La conjuration communale n'a pas toujours été accompagnée de violences. Si l'on note une résistance de certains seigneurs ecclésiastiques, ce n'est pas le cas le plus général : souvent les clercs ont accepté la commune car ils y ont vu une institution de paix, un moyen de faire cesser les troubles, et donc de favoriser l'activité économique de leur ville. Quant aux pouvoirs laïques, ils ont en général été favorables au mouvement communal : en France, dans la seconde moitié du XIIe s., Louis VII et Philippe Auguste ont concédé de nombreuses chartes de commune dans un souci de défense ; non parce qu'ils entendaient lutter contre la féodalité, mais parce qu'ils rendaient la ville responsable financièrement de la mise en état de ses murailles.
Il ne s'agit pas pour autant de nier le caractère antiféodal – on préférerait dire aféodal – de l'émancipation urbaine en général, des communes en particulier ; par les franchises, l'autonomie, la ville sort du cadre seigneurial.

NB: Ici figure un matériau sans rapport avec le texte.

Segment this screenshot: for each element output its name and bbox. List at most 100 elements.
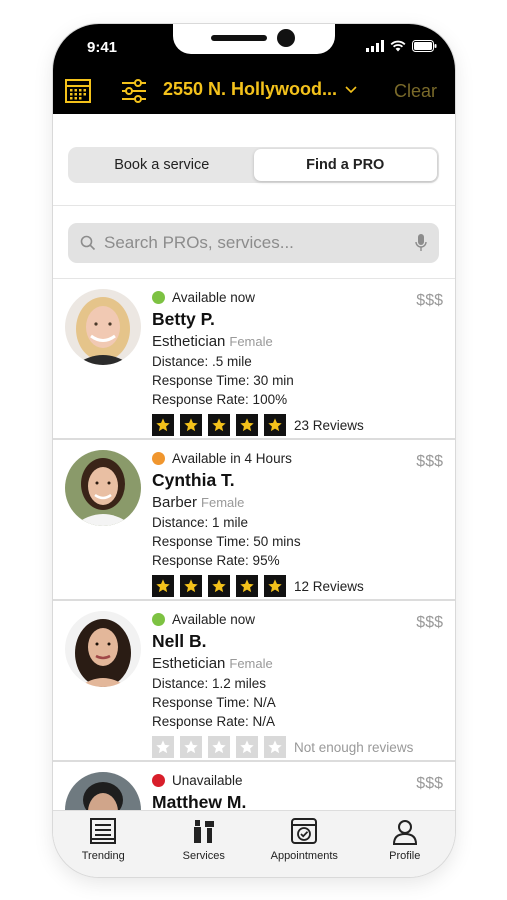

En Italie et dans le Midi de la France, les communes, en élargissant leurs droits sur les campagnes, s'organisent en véritables cités-États souveraines, indépendantes des pouvoirs supérieurs du pape et de l'empereur. En Flandre, en Allemagne, des ligues urbaines se forment pour mieux protéger les libertés urbaines. En France, en Angleterre, le renforcement du pouvoir monarchique, à partir du XIIIe s., limite l'autonomie urbaine. Le poids financier de la défense communale est si lourd que certaines villes, écrasées de dettes, renoncent spontanément à leur commune et acceptent la tutelle des officiers du roi.
Les communes ne disparaissent pas toutes aux XIVe et XVe s. ; certaines même se créent. Mais leur situation se dégrade ; le roi ne s'adresse plus alors à ses communes, mais à ses « bonnes villes », plus nombreuses, plus soumises.
Apparues spontanément après la prise de la Bastille, les communes révolutionnaires de France sont organisées le 14 décembre 1789 par l'Assemblée nationale constituante. Leur administration est confiée à un Conseil général composé d'officiers municipaux et de notables, élus par les citoyens actifs pour deux ans, parmi lesquels sont choisis le maire, le procureur-syndic et le substitut. Dans ce cadre, la Commune de Paris jouit d'un régime spécial (Commune de Paris).
Le nom de commune a également été donné au gouvernement révolutionnaire français formé après l'insurrection parisienne du 18 mars 1871 (la Commune).